20112024

Research activity per year

Personal profile

Biography

Helen Wolfenden is a Senior Lecturer in Radio and Journalism at Macquarie University. She is a practice-based researcher whose work examines the conditions under which knowing becomes possible in contemporary media, journalism, and education, with particular attention to the enabling and constraining features of communicative environments that shape whether knowing can occur. Her research is concerned with how communicative forms and practices shape access to knowledge, particularly through voice- and listening-based media that enable meaning to unfold over time.

Helen’s work is grounded in spoken-word media, including radio, podcasting, and audiobooks, understood as sites where questions of authority, voice, authenticity, and communicative access become especially visible. Her doctoral research examined how ABC radio presenters construct on-air identity, and her subsequent scholarship has explored performing authenticity, the often-invisible labour of producers, and emergent audio practices such as pop-up and pandemic-era streaming. She has also co-authored experimental scholarly audio, including collaborative audio publications on the philosopher Günther Anders and the creation of a sonic conclusion for an edited collection on the moral dimensions of humour.

Across her research and teaching, Helen is interested in the relationship between professional practice and academic knowledge, and in how each can inform the other. This focus is reflected in her work in journalism pedagogy and autism-friendly practice, including her involvement in the development and delivery of an autism-friendly journalism course created for the Australian television program The Assembly. The course explored how journalistic questioning and knowledge-making can be shaped through different forms of communicative support, pace, and structure.

Helen is also a Chief Investigator on a major externally funded interdisciplinary research project examining the nutritional advantages of fresh produce, with a particular focus on bioactive compounds. In this work, she contributes expertise in public communication and knowledge translation, exploring how complex scientific research can be made accessible, meaningful, and usable for non-specialist audiences.

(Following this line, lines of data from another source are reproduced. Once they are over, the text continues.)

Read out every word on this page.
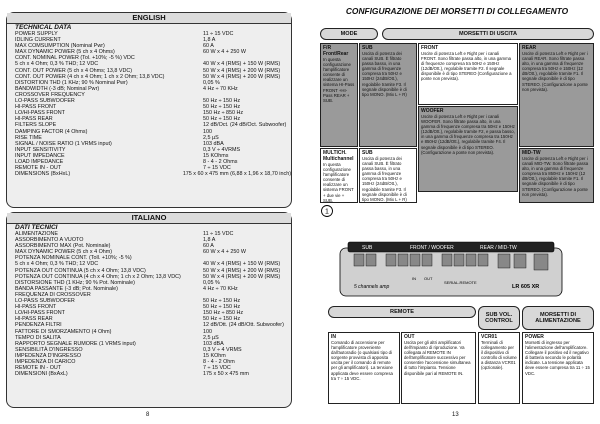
ENGLISH
TECHNICAL DATA
POWER SUPPLY	11 ÷ 15 VDC
IDLING CURRENT	1,8 A
MAX COMSUMPTION (Nominal Pwr)	60 A
MAX DYNAMIC POWER (5 ch x 4 Ohms)	60 W x 4 + 250 W
CONT. NOMINAL POWER (Tol. +10%; -5 %) VDC
5 ch x 4 Ohm; 0,3 % THD; 12 VDC	40 W x 4 (RMS) + 150 W (RMS)
CONT. OUT POWER (5 ch x 4 Ohms; 13,8 VDC)	50 W x 4 (RMS) + 200 W (RMS)
CONT. OUT POWER (4 ch x 4 Ohm; 1 ch x 2 Ohm; 13,8 VDC)	50 W x 4 (RMS) + 200 W (RMS)
DISTORTION THD (1 KHz; 90 % Nominal Pwr)	0,05 %
BANDWIDTH (-3 dB; Nominal Pwr)	4 Hz ÷ 70 KHz
CROSSOVER FREQUENCY
LO-PASS SUBWOOFER	50 Hz ÷ 150 Hz
HI-PASS FRONT	50 Hz ÷ 150 Hz
LO/HI-PASS FRONT	150 Hz ÷ 850 Hz
HI-PASS REAR	50 Hz ÷ 150 Hz
FILTERS SLOPE	12 dB/Oct. (24 dB/Oct. Subwoofer)
DAMPING FACTOR (4 Ohms)	100
RISE TIME	2,5 µS
SIGNAL / NOISE RATIO (1 VRMS input)	103 dBA
INPUT SENSITIVITY	0,3 V ÷ 4VRMS
INPUT IMPEDANCE	15 KOhms
LOAD IMPEDANCE	8 - 4 - 2 Ohms
REMOTE IN - OUT	7 ÷ 15 VDC
DIMENSIONS (BxHxL)	175 x 60 x 475 mm (6,88 x 1,96 x 18,70 inch)
ITALIANO
DATI TECNICI
ALIMENTAZIONE	11 ÷ 15 VDC
ASSORBIMENTO A VUOTO	1,8 A
ASSORBIMENTO MAX (Pot. Nominale)	60 A
MAX DYNAMIC POWER (5 ch x 4 Ohm)	60 W x 4 + 250 W
POTENZA NOMINALE CONT. (Toll. +10%; -5 %)
5 ch x 4 Ohm; 0,3 % THD; 12 VDC	40 W x 4 (RMS) + 150 W (RMS)
POTENZA OUT CONTINUA (5 ch x 4 Ohm; 13,8 VDC)	50 W x 4 (RMS) + 200 W (RMS)
POTENZA OUT CONTINUA (4 ch x 4 Ohm; 1 ch x 2 Ohm; 13,8 VDC)	50 W x 4 (RMS) + 200 W (RMS)
DISTORSIONE THD (1 KHz; 90 % Pot. Nominale)	0,05 %
BANDA PASSANTE (-3 dB; Pot. Nominale)	4 Hz ÷ 70 KHz
FREQUENZA DI CROSSOVER
LO-PASS SUBWOOFER	50 Hz ÷ 150 Hz
HI-PASS FRONT	50 Hz ÷ 150 Hz
LO/HI-PASS FRONT	150 Hz ÷ 850 Hz
HI-PASS REAR	50 Hz ÷ 150 Hz
PENDENZA FILTRI	12 dB/Ott. (24 dB/Ott. Subwoofer)
FATTORE DI SMORZAMENTO (4 Ohm)	100
TEMPO DI SALITA	2,5 µS
RAPPORTO SEGNALE RUMORE (1 VRMS input)	103 dBA
SENSIBILITÀ D'INGRESSO	0,3 V ÷ 4 VRMS
IMPEDENZA D'INGRESSO	15 KOhm
IMPEDENZA DI CARICO	8 - 4 - 2 Ohm
REMOTE IN - OUT	7 ÷ 15 VDC
DIMENSIONI (BxAxL)	175 x 50 x 475 mm
8
CONFIGURAZIONE DEI MORSETTI DI COLLEGAMENTO
MODE	MORSETTI DI USCITA
F/R Front/Rear
In questa configurazione l'amplificatore consente di realizzare un sistema HI-Pass FRONT +HI-Pass REAR + SUB.
SUB
Uscita di potenza dei canali SUB. È filtrato passa basso, in una gamma di frequenze compresa tra 50Hz e 150Hz (24dB/Ott.), regolabile tramite F3. Il segnale disponibile è di tipo MONO. (Mix L + R)
FRONT
Uscite di potenza Left e Right per i canali FRONT. Sono filtrate passa alto, in una gamma di frequenze compresa tra 50Hz e 150Hz (12dB/Ott.), regolabile tramite F2. Il segnale disponibile è di tipo STEREO (Configurazione a ponte non prevista).
REAR
Uscite di potenza Left e Right per i canali REAR. Sono filtrate passa alto, in una gamma di frequenze compresa tra 50Hz e 150Hz (12 dB/Ott.), regolabile tramite F1. Il segnale disponibile è di tipo STEREO. (Configurazione a ponte non prevista).
WOOFER
Uscite di potenza Left e Right per i canali WOOFER. Sono filtrate passa alto, in una gamma di frequenze compresa tra 50Hz e 150Hz (12dB/Ott.), regolabile tramite F2, e passa basso, in una gamma di frequenze compresa tra 150Hz e 850Hz (12dB/Ott.), regolabile tramite F4. Il segnale disponibile è di tipo STEREO. (Configurazione a ponte non prevista).
MULTICH. Multichannel
In questa configurazione l'amplificatore consente di realizzare un sistema FRONT + due vie + SUB.
SUB
Uscita di potenza dei canali SUB. È filtrato passa basso, in una gamma di frequenze compresa tra 50Hz e 150Hz (24dB/Ott.), regolabile tramite F3. Il segnale disponibile è di tipo MONO. (Mix L + R)
MID-TW
Uscite di potenza Left e Right per i canali MID-TW. Sono filtrate passa alto, in una gamma di frequenze compresa tra 850Hz e 150Hz (12 dB/Ott.), regolabile tramite F1. Il segnale disponibile è di tipo STEREO. (Configurazione a ponte non prevista).
1
SUB	FRONT / WOOFER	REAR / MID-TW
5 channels amp
IN OUT
SERIAL-REMOTE
LR 605 XR
REMOTE	SUB VOL. CONTROL
MORSETTI DI ALIMENTAZIONE
IN
Comando di accensione per l'amplificatore proveniente dall'autoradio (o qualsiasi tipo di sorgente provvista di apposita uscita per il comando di remote per gli amplificatori). La tensione applicata deve essere compresa tra 7 ÷ 15 VDC.
OUT
Uscita per gli altri amplificatori dell'impianto di riproduzione. Va collegata al REMOTE IN dell'amplificatore successivo per consentire l'accensione simultanea di tutto l'impianto. Tensione disponibile pari al REMOTE IN.
VCR01
Terminali di collegamento per il dispositivo di controllo di volume a distanza VCR01 (opzionale).
POWER
Morsetti di ingresso per l'alimentazione dell'amplificatore. Collegare il positivo ed il negativo di batteria secondo le polarità indicate. La tensione applicata deve essere compresa tra 11 ÷ 15 VDC.
13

Prior to joining Macquarie University, Helen taught journalism, radio, and podcasting at the University of Salford and the University of the West of Scotland. She spent the first part of her professional life as a radio broadcaster with the ABC and the BBC, working as a presenter, producer, manager, and researcher. This sustained professional background continues to inform her research orientation, which is applied, dialogic, and attentive to the ethical dimensions of communicative practice.

Research interests

Helen’s research focuses on the communicative affordances of spoken-word media and related forms of public communication. She is interested in how voice- and listening-based practices shape access to knowledge, authority, and understanding, particularly in journalism, education, and other public-facing contexts.

Her research interests include:

  • spoken-word media, including radio, podcasting, and audiobooks
  • communicative affordances of voice, listening, and temporal narrative
  • professional practice as a site of knowledge production
  • journalism pedagogy and autism-friendly practice
  • communication design and knowledge translation in interdisciplinary research
  • ethical and relational dimensions of public communication

Across these areas, her work examines how communicative practices can enable or constrain who is able to understand, engage with, and use knowledge in meaningful ways.